File-based distribution places the files that constitute the model in a user accessible location such as a CD, DVD, file server, or website. These files can be individually accessed or distributed in a compressed or uncompressed archive. Installer-based distribution uses a custom program which copies the model onto the user's computer and then configures it for execution. Installers usually have graphical wizard-based interfaces that make installation more reliable than for the other distribution approaches because of the ability of the installation software to automatically fix common configuration issues. Web-based execution embeds a packaged model into a web page for execution from within a browser. Web-based execution is differentiated from simply making raw files or an installer available from a website in that it requires models to execute from within a browser or browser plug-in rather than simply being downloaded and installed from an online source. Web-based execution is often the easiest and fastest distribution method for users. However, reliability can suffer because of the varying functionality of the wide range of browsers and browser plug-ins that are in common use today.

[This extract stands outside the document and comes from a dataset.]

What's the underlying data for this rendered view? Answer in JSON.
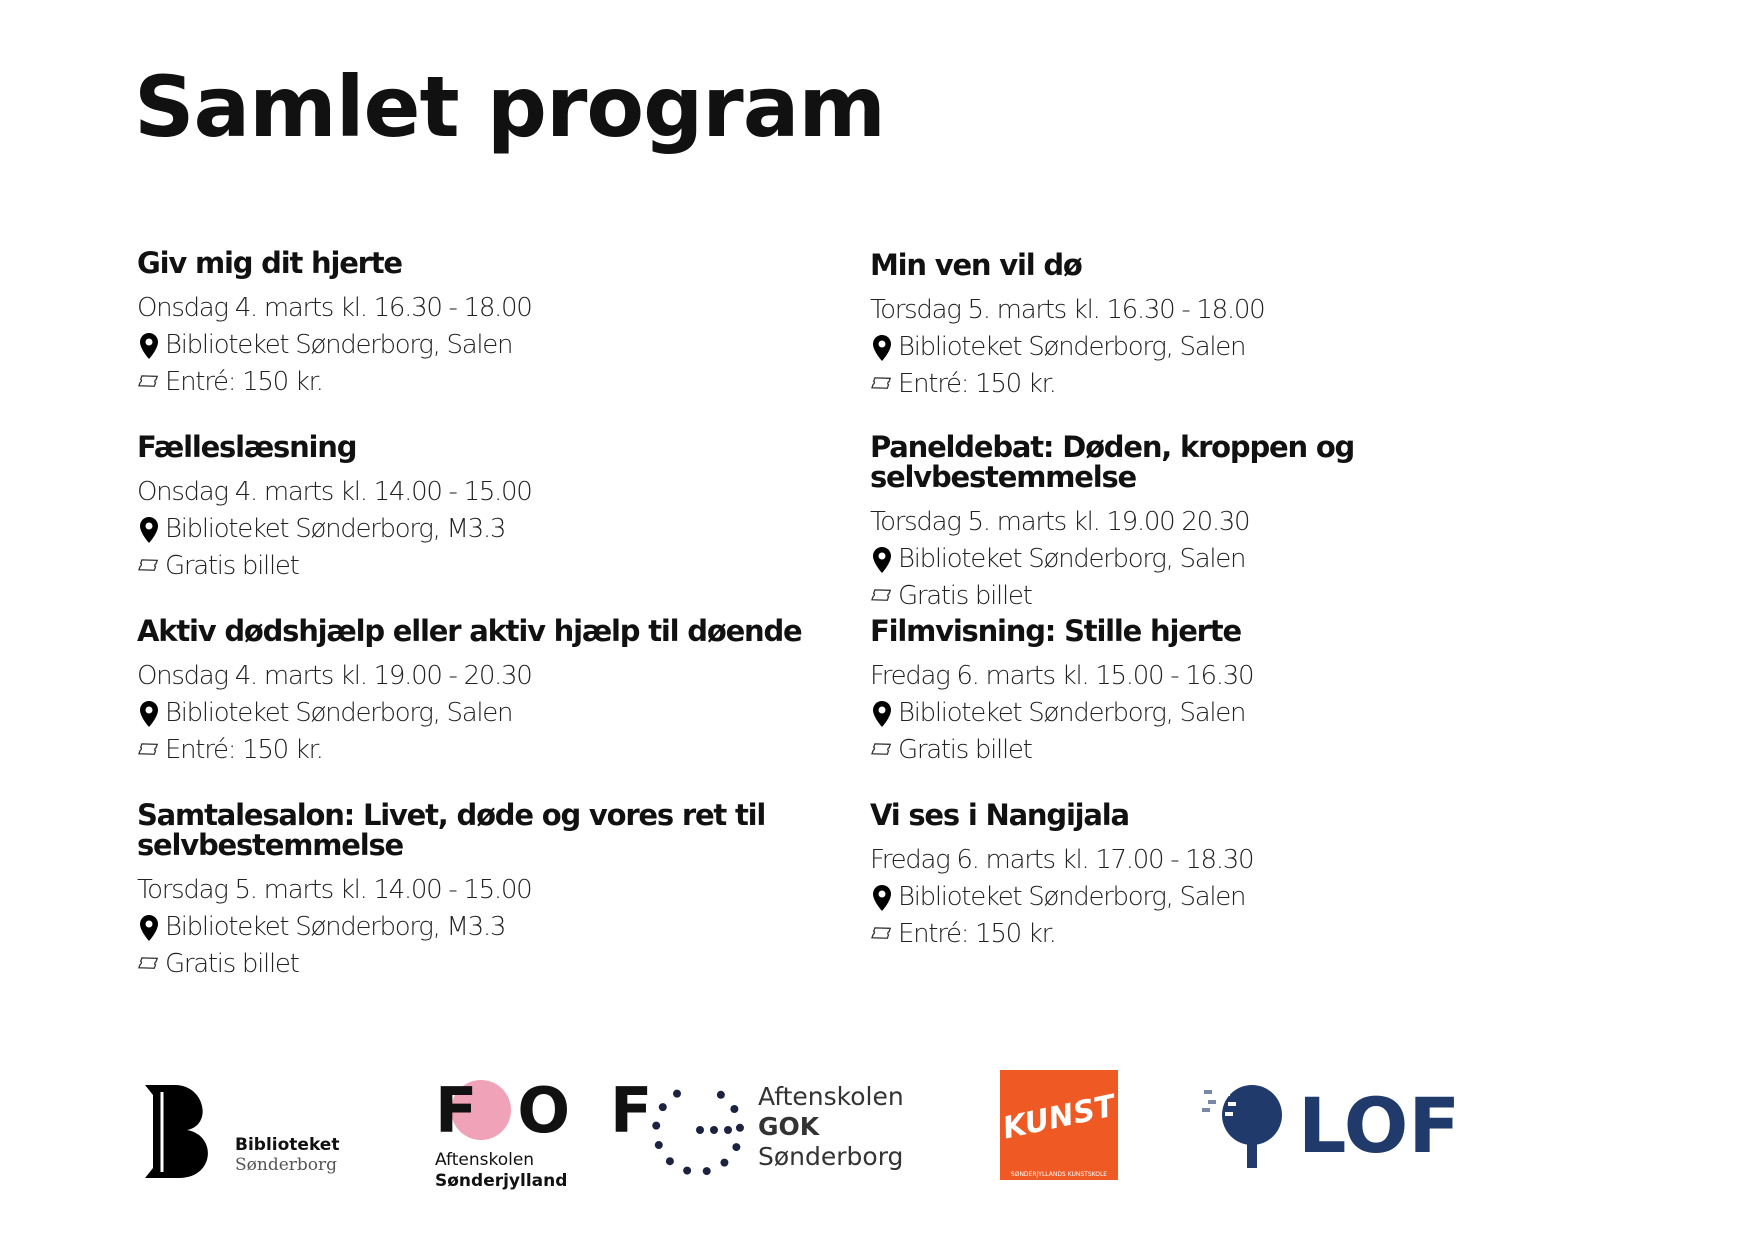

This section shows that there is a wide range of ways to implement agent-based models. When evaluating agent modelling tools, it should be noted that no one approach is universally better for all situations. Rather, different kinds of implementation approaches and environments have various strengths and weakness depending on the modelling questions of interest. Furthermore, it is common to use different tools during different stages of model development. For example, a modeller might start with a combined ‘one file’ IDE for initial model prototyping and then later transition to a factored multiple-file IDE as the model scales up in size and complexity. Therefore, the existing range of tools can best be thought of as a portfolio of options from which good selections can be made for each modelling question and stage.

5. Summary and conclusions

ABMS is a new approach to modelling systems comprised of autonomous, interacting agents. There are a growing number of agent-based applications in a variety of fields and disciplines. ABMS is particularly applicable when agent adaptation and emergence are important considerations. Many agent-based software and toolkits have been developed and are widely used. A combination of several synergistic factors is moving ABMS forward rapidly. These factors include the continuing development of specialized agent-based modelling methods and toolkits, the widespread application of agent-based modelling, the mounting collective experience of the agent-based modelling community, the recognition that behaviour is an important missing element in existing models, the increasing availability of micro-data to support agent-based models, and advances in computer performance. Taken together, these factors suggest that ABMS promises to have far-reaching effects into the future on how businesses use computers to support decision-making, government uses models to make and support policy, and researchers use electronic laboratories to further their research.